Dans la période, les réseaux pro-saoudiens du Madkhali ont réagi de manière identique avec des arguments alternatifs comme le retour des Omeyyades à la tête de la Syrie. Ce sont les mêmes justifications pseudo-historiques et théologiques douteuses mises en avant par les émirats du Golfe financeurs de la destruction de la Syrie de 2011 à 2025.

Ces campagnes de désinformation sont apparues pour ce qu’elles sont aux yeux de l’opinion publique algérienne avec le silence observé par les réseaux des Frères musulmans quant à l’agression sioniste de Téhéran. Le courant Madkhali s’est chargé de minimiser la réponse iranienne, affirmant sans vergogne que l’oppression israélienne n’était pas différente de l’oppression iranienne en citant itérativement une prière : « Ô Dieu, frappe les oppresseurs par les oppresseurs et fais-nous sortir indemnes de leur sein.»

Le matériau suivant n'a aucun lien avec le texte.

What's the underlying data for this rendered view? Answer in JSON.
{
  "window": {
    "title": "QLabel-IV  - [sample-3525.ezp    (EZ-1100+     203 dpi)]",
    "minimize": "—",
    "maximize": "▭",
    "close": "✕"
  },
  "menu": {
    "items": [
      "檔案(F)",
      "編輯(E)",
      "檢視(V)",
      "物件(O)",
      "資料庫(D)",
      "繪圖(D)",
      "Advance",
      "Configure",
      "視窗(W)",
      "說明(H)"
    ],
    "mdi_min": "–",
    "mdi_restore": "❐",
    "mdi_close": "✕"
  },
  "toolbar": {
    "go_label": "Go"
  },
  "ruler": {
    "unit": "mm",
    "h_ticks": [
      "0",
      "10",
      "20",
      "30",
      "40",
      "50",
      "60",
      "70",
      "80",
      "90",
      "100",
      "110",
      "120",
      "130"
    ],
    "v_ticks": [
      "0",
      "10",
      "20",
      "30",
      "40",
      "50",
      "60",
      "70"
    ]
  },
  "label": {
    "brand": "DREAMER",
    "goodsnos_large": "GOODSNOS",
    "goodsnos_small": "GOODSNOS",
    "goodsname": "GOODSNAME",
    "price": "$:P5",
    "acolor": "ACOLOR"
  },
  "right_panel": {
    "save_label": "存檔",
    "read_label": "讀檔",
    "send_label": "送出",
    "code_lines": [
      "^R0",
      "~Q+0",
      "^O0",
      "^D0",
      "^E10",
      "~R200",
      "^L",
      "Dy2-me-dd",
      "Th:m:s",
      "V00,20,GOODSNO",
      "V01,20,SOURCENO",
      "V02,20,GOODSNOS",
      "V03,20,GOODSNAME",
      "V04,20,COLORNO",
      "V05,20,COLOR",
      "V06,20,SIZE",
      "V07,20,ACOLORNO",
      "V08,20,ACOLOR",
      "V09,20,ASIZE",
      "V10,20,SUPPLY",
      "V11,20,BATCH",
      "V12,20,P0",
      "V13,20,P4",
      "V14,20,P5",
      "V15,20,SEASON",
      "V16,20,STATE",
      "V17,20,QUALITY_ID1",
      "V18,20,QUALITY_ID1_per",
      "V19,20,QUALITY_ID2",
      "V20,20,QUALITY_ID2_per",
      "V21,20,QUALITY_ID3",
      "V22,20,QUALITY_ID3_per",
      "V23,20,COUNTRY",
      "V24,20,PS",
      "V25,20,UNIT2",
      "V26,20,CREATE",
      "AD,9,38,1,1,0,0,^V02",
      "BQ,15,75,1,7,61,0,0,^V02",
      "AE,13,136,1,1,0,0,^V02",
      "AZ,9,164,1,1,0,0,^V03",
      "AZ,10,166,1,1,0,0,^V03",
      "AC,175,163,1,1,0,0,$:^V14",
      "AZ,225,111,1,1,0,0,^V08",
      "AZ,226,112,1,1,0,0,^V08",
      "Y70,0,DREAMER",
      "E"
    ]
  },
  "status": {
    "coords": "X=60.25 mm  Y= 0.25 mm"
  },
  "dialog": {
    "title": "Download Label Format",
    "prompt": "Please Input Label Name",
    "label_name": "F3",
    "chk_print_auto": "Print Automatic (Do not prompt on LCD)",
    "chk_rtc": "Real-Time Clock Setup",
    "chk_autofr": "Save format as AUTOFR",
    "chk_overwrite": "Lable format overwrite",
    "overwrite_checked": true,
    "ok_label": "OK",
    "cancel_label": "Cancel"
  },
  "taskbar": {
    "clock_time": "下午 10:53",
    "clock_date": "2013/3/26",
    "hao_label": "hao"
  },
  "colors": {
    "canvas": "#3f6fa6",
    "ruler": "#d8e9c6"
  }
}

Ces développements indiquent une dérive politique potentiellement explosive autorisée par un système médiatique qui a éloigné l’opinion publique algérienne des médias nationaux. Cet état de fait constitue un levier d’instabilité pour le pays tout entier en permettant à des courants minoritaires rattachés à des forces d’hégémonie et de tromperie mondiales de diffuser une propagande visant à étendre leur hégémonie et à démanteler les sociétés. Seule une classe politique indépendante des bureaucraties de pouvoir et des relais financiers et idéologiques du takfirisme et du frérisme, agents assumés de l’impérialisme, peut faire face à ces manœuvres. La guerre en Asie Occidentale illustre très clairement la nécessité de construire un système médiatique professionnel et crédible pour protéger l’opinion publique de toutes les campagnes d’intoxication qui prospèrent en raison d’abord de l’étouffement des libertés et d’un verrouillage politique de moins en moins supportables. Les propagandes adverses et les manipulations néocoloniales fleurissent sur le terreau de l’autoritarisme. Le peuple algérien est majeur et n’a pas besoin de tutelles d’un autre âge. Les algériennes et les algériens, dans la liberté et le droit, sont les premiers défenseurs résolus des valeurs de souveraineté, des valeurs de la Révolution de Novembre et de refus de toute Hégémonie.